Regulators Push for Clean Energy Data Centers
Digital technologies account for 5 to 9% of global electricity consumption and this is likely to increase with the growth in AI, IoT, and the blockchain, according to a European Commission report released earlier this year.
As a result, the topic of energy-efficient data centers has become a priority for Europe, and data centers will need to become more energy efficient and use more renewable energy sources by 2030.
In the US, the Securities and Exchange Commission has been stepping up enforcement around ESG investing, specifically focusing on green-washing, according to law firm Perkins Coie.

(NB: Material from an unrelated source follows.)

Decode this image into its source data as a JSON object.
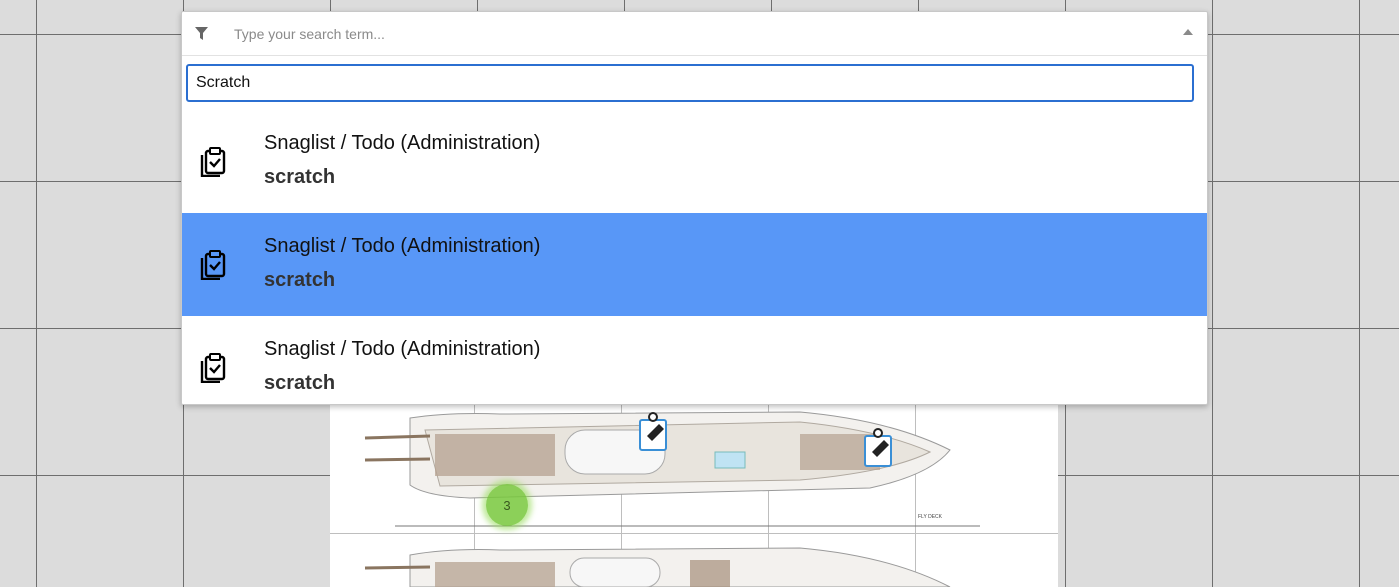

That means that companies are under increasing pressure not just to follow sustainable practices -- including selecting vendors based on clean energy usage -- but to do so in a meaningful way, not just with lip service.

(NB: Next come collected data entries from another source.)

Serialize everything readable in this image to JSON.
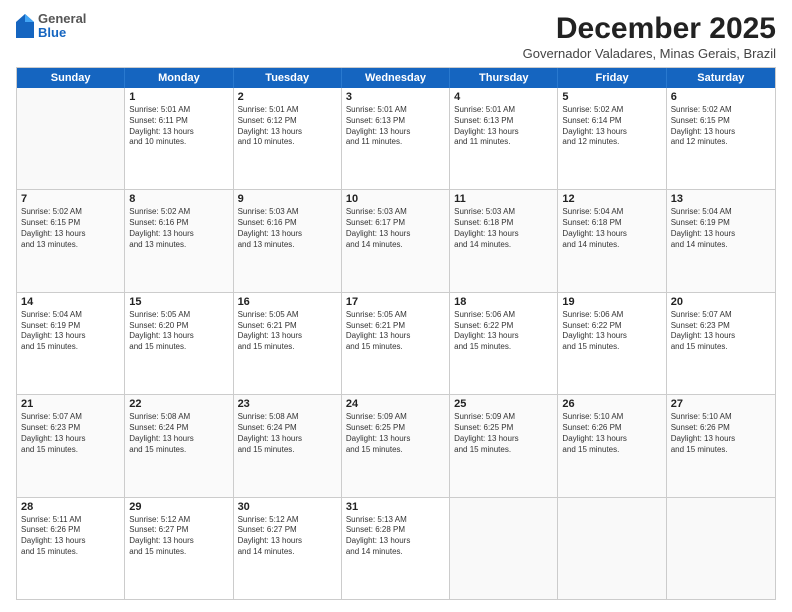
{
  "logo": {
    "general": "General",
    "blue": "Blue"
  },
  "header": {
    "month": "December 2025",
    "location": "Governador Valadares, Minas Gerais, Brazil"
  },
  "weekdays": [
    "Sunday",
    "Monday",
    "Tuesday",
    "Wednesday",
    "Thursday",
    "Friday",
    "Saturday"
  ],
  "weeks": [
    [
      {
        "day": "",
        "info": ""
      },
      {
        "day": "1",
        "info": "Sunrise: 5:01 AM\nSunset: 6:11 PM\nDaylight: 13 hours\nand 10 minutes."
      },
      {
        "day": "2",
        "info": "Sunrise: 5:01 AM\nSunset: 6:12 PM\nDaylight: 13 hours\nand 10 minutes."
      },
      {
        "day": "3",
        "info": "Sunrise: 5:01 AM\nSunset: 6:13 PM\nDaylight: 13 hours\nand 11 minutes."
      },
      {
        "day": "4",
        "info": "Sunrise: 5:01 AM\nSunset: 6:13 PM\nDaylight: 13 hours\nand 11 minutes."
      },
      {
        "day": "5",
        "info": "Sunrise: 5:02 AM\nSunset: 6:14 PM\nDaylight: 13 hours\nand 12 minutes."
      },
      {
        "day": "6",
        "info": "Sunrise: 5:02 AM\nSunset: 6:15 PM\nDaylight: 13 hours\nand 12 minutes."
      }
    ],
    [
      {
        "day": "7",
        "info": "Sunrise: 5:02 AM\nSunset: 6:15 PM\nDaylight: 13 hours\nand 13 minutes."
      },
      {
        "day": "8",
        "info": "Sunrise: 5:02 AM\nSunset: 6:16 PM\nDaylight: 13 hours\nand 13 minutes."
      },
      {
        "day": "9",
        "info": "Sunrise: 5:03 AM\nSunset: 6:16 PM\nDaylight: 13 hours\nand 13 minutes."
      },
      {
        "day": "10",
        "info": "Sunrise: 5:03 AM\nSunset: 6:17 PM\nDaylight: 13 hours\nand 14 minutes."
      },
      {
        "day": "11",
        "info": "Sunrise: 5:03 AM\nSunset: 6:18 PM\nDaylight: 13 hours\nand 14 minutes."
      },
      {
        "day": "12",
        "info": "Sunrise: 5:04 AM\nSunset: 6:18 PM\nDaylight: 13 hours\nand 14 minutes."
      },
      {
        "day": "13",
        "info": "Sunrise: 5:04 AM\nSunset: 6:19 PM\nDaylight: 13 hours\nand 14 minutes."
      }
    ],
    [
      {
        "day": "14",
        "info": "Sunrise: 5:04 AM\nSunset: 6:19 PM\nDaylight: 13 hours\nand 15 minutes."
      },
      {
        "day": "15",
        "info": "Sunrise: 5:05 AM\nSunset: 6:20 PM\nDaylight: 13 hours\nand 15 minutes."
      },
      {
        "day": "16",
        "info": "Sunrise: 5:05 AM\nSunset: 6:21 PM\nDaylight: 13 hours\nand 15 minutes."
      },
      {
        "day": "17",
        "info": "Sunrise: 5:05 AM\nSunset: 6:21 PM\nDaylight: 13 hours\nand 15 minutes."
      },
      {
        "day": "18",
        "info": "Sunrise: 5:06 AM\nSunset: 6:22 PM\nDaylight: 13 hours\nand 15 minutes."
      },
      {
        "day": "19",
        "info": "Sunrise: 5:06 AM\nSunset: 6:22 PM\nDaylight: 13 hours\nand 15 minutes."
      },
      {
        "day": "20",
        "info": "Sunrise: 5:07 AM\nSunset: 6:23 PM\nDaylight: 13 hours\nand 15 minutes."
      }
    ],
    [
      {
        "day": "21",
        "info": "Sunrise: 5:07 AM\nSunset: 6:23 PM\nDaylight: 13 hours\nand 15 minutes."
      },
      {
        "day": "22",
        "info": "Sunrise: 5:08 AM\nSunset: 6:24 PM\nDaylight: 13 hours\nand 15 minutes."
      },
      {
        "day": "23",
        "info": "Sunrise: 5:08 AM\nSunset: 6:24 PM\nDaylight: 13 hours\nand 15 minutes."
      },
      {
        "day": "24",
        "info": "Sunrise: 5:09 AM\nSunset: 6:25 PM\nDaylight: 13 hours\nand 15 minutes."
      },
      {
        "day": "25",
        "info": "Sunrise: 5:09 AM\nSunset: 6:25 PM\nDaylight: 13 hours\nand 15 minutes."
      },
      {
        "day": "26",
        "info": "Sunrise: 5:10 AM\nSunset: 6:26 PM\nDaylight: 13 hours\nand 15 minutes."
      },
      {
        "day": "27",
        "info": "Sunrise: 5:10 AM\nSunset: 6:26 PM\nDaylight: 13 hours\nand 15 minutes."
      }
    ],
    [
      {
        "day": "28",
        "info": "Sunrise: 5:11 AM\nSunset: 6:26 PM\nDaylight: 13 hours\nand 15 minutes."
      },
      {
        "day": "29",
        "info": "Sunrise: 5:12 AM\nSunset: 6:27 PM\nDaylight: 13 hours\nand 15 minutes."
      },
      {
        "day": "30",
        "info": "Sunrise: 5:12 AM\nSunset: 6:27 PM\nDaylight: 13 hours\nand 14 minutes."
      },
      {
        "day": "31",
        "info": "Sunrise: 5:13 AM\nSunset: 6:28 PM\nDaylight: 13 hours\nand 14 minutes."
      },
      {
        "day": "",
        "info": ""
      },
      {
        "day": "",
        "info": ""
      },
      {
        "day": "",
        "info": ""
      }
    ]
  ]
}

"Some clients, in order to meet their ESG goals, are actually including it in their decision matrix for their colo providers," said Juan Orlandini, chief architect and distinguished engineer at Insight, a Tempe-based solutions integrator.
All other things being equal, enterprises are choosing the provider with the better data center sustainability, he said. And some will even pay extra for cleaner energy. "It depends on how fast they need to get to the ESG goals they set for themselves," he said.
Clean Energy Makes Business Sense for Data Center Operators
Even without customer and regulator pressure there are solid business reasons for colo providers to invest in clean energy.
Whether it's investing in liquid cooling to improve energy efficiency, or using nuclear or solar power, the end result is lower power consumption.
"Over the long term it's less expensive," said IDC's Brothers. "It's just a matter of making the investment."
And with climate change and political turmoil leading to instability in energy prices, alternative solutions are becoming even more critical.
Another business reason to go green, he said, is that many countries have moratoriums on new data centers.
"Because I'm using power, they're not letting me build," he said. "But if I turn to them and say that I'm going to be 100% carbon neutral, they'll let you build."
But, at the end of the day, it's all about the customers.
"Yesterday, we did a quick poll of about 100 enterprises, and about 55% had ESG goals already stated," said Brothers. "We're predicting that 60% of enterprises by 2023 will have sustainability built into their operational policies --and I think we're already there."